Inquilinos que vivam em prédios muito degradados estão em risco de despejo
Contratos das rendas antigas podem ser todos denunciados no prazo máximo de cinco anos.
O novo regime jurídico de arrendamento urbano que o Governo aprovou ontem vem virar do avesso as regras existentes nas suas mais variadas vertentes. Além do aumento generalizado das rendas anteriores a 1990, o novo regime abre a porta à denúncia em massa dos contratos de arrendamentos de todas as épocas, criando condições para uma revolução no mercado de arrendamento.

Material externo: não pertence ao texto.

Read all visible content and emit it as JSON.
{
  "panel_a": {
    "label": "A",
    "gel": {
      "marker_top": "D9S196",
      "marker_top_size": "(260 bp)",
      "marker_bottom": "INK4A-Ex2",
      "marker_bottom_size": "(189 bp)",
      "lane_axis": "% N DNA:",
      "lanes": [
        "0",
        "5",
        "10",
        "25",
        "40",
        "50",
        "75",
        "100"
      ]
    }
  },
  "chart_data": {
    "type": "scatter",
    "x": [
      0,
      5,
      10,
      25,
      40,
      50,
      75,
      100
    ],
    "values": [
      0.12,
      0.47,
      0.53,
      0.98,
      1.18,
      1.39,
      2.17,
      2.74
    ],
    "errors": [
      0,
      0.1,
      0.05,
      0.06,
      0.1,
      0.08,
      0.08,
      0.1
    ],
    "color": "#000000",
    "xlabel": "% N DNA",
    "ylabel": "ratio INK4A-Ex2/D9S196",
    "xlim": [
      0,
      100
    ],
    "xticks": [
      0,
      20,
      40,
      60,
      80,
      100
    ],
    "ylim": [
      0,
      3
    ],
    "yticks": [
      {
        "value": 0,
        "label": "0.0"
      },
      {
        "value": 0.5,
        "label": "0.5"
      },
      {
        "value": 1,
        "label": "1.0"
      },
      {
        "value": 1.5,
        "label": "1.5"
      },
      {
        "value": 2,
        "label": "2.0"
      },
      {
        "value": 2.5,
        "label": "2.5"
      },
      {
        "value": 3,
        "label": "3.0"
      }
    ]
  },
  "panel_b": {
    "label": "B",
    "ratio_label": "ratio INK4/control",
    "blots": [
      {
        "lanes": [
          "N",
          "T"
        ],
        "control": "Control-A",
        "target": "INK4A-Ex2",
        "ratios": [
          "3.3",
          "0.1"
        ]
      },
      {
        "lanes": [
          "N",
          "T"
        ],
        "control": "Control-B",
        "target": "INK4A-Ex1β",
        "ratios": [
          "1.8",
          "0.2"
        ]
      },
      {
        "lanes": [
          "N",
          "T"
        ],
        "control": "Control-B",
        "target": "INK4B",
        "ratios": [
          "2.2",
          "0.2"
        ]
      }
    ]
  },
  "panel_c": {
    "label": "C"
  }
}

Uma das novidades com maior alcance diz respeito à possibilidade de os senhorios desalojarem os seus inquilinos sempre que invoquem a necessidade de realizar obras profundas ou de demolição do imóvel. A intenção era conhecida, mas só ontem se souberam os detalhes. Segundo o Ministério do Ambiente, para desalojar o inquilino basta ao senhorio fazer uma "mera comunicação" e pagar uma indemnização correspondente a seis meses de renda.
Para um inquilino, por exemplo, que pague uma renda de 60 euros – é esse o caso de 56% dos arrendatários em Lisboa – este terá de deixar a sua casa em troca de uma indemnização de 300 euros. E sem direito a alojamento.
Se o inquilino tiver mais de 65 anos ou possuir um grau de deficiência superior a 60%, o senhorio é obrigado a realojá-lo "no mesmo concelho em condições análogas". Ou seja, o proprietário pode obrigar um inquilino seu que viva no bairro de Alfama para o colocar num prédio nos Olivais.
Uma revolução nas grandes cidades
Até agora, as regras para desalojamento definitivo com motivo de realização de obras eram muito mais apertadas. Primeiro a denúncia tinha de ser feita em acção judicial e o inquilino tinha direito a receber uma indemnização por "danos suportados" que no mínimo seria de dois anos (agora passa a ser de seis meses). Além disso, o proprietário era sempre obrigado a realojar o inquilino independentemente da sua idade ou condição.
O Governo opera, assim, uma autêntica revolução nas regras actuais que, a ser aplicada desta forma, deverá resultar numa grande alteração do tecido social e etário das principais cidades portuguesas. O objectivo do Governo é avançar, finalmente, com a tão desejada reabilitação urbana. As novas regras criarão oportunidades de negócios que deverão aliciar os proprietários e empresas imobiliárias a investir na reabilitação e no arrendamento.
Ordem para negociar à força
O novo mecanismo de actualização das rendas antigas – que são vitalícias e que estão muito desactualizadas devido a anos de congelamento – assenta numa lógica negocial, que já fora proposta pelo Governo de Santana Lopes. Em vez da actualização baseada na avaliação administrativa dos imóveis, prevista na lei em vigor e que poucos resultados teve (só três mil rendas actualizadas), o Governo passa todo o poder para a negociação entre senhorio e inquilino.
Ao contrário do que acontecia até agora em que os contratos vinculísticos (uma espécie de rendas vitalícias) nunca podiam ser denunciados, agora estes contratos podem ser rasgados. Quando o inquilino não tenha carência económica ou idade superior a 65 anos (ou deficiência), a denúncia pode ser imediata, no próximo ano; Se for pobre, a renda não pode subir além de um certo nível, mas apenas durante os cinco anos, altura em que o contrato pode ser denunciado, ficando o Estado responsável pela sorte do inquilino; se tiver mais de 65 anos, não pode ser despejado só porque não chegou a acordo com o senhorio. Nesse caso, a renda anual aumenta para um quinze avos do futuro valor matricial da casa. E se o arrendatário não conseguir pagar esse valor? Nesse caso, terá de sair, mas essa será sempre uma decisão sua, ainda que condicionada.